I'm looking for a C++ compiler (on FreeBSD 9.2-RELEASE) that has c++11 implementation. I'm trying to compile some simple source that includes <codecvt> and makes use of wstring_convert without success. The compilers I've played with are the system clang 3.3, gcc 4.6 and gcc 4.8. The system clang compiler should implement codecvt, but it doesn't (neither with libc++ nor stdlibc++), perhaps it still makes use of system gcc libraries.

I found the codecvt header in /usr/src/contrib/libc++/include, I don't know the reason why it's not in /usr/include or in the system clang headers library. Do or don't I need to build the system from source with some special options?

Does anyone know if there is a compiler in ports with c++11 (hopefully full) implementation? Actually I use other methods (multiplatform) in C (wcstombs and counterpart) and in C++ (facets) but I'd really like to change to a single-line encoding conversion. Thanks for watching.


----------



## sossego (Jan 2, 2014)

You may want to contact Brooks Davis aka brooks@freebsd.org since he is the maintainer of Clang on FreeBSD and ask him about the current state of 3.5 being ported. I started working on building 3.5 on my laptop when the power brick crapped out on me this morning.


----------



## freethread (Jan 3, 2014)

sossego said:
			
		

> You may want to contact Brooks Davis aka brooks@freebsd.org since he is the maintainer of Clang on FreeBSD and ask him about the current state of 3.5 being ported. I started working on building 3.5 on my laptop when the power brick crapped out on me this morning.

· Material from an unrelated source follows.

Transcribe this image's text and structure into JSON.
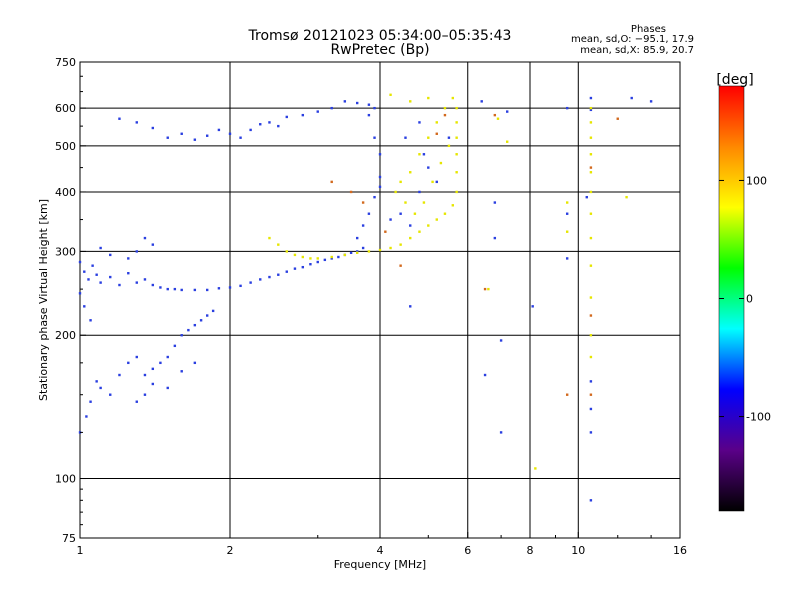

Many thanks for your suggestion, I will contact Mr. Brooks about clang. In the ports tree there are both clang version 3.3 and 3.4.r2, perhaps installing one of them will satisfy my request, but I'd better ask him. Thanks again.


----------



## freethread (Jan 4, 2014)

In the meantime, I'm testing a new solution using Boost.Locale functions to_utf, from_utf and utf_to_utf.

To compile the executable with static libraries (iconv and Boost.*) I recompiled boost without ICU support (defaults to iconv), With ICU I was not able to compile a monolithic executable. Boost libraries are compiled with shared ICU libraries.

However, I compiled it with system gcc version 4.2, trying to compile with other versions, say 4.8, gave me a glibc++ run-time error, i.e. the executable was not linked against the versioned GCC stdlibc++ (4.8) but against the system one (4.2). I guess I have to disable default system libraries (-nodefaultlibs & Co) and add versioned directory search.


----------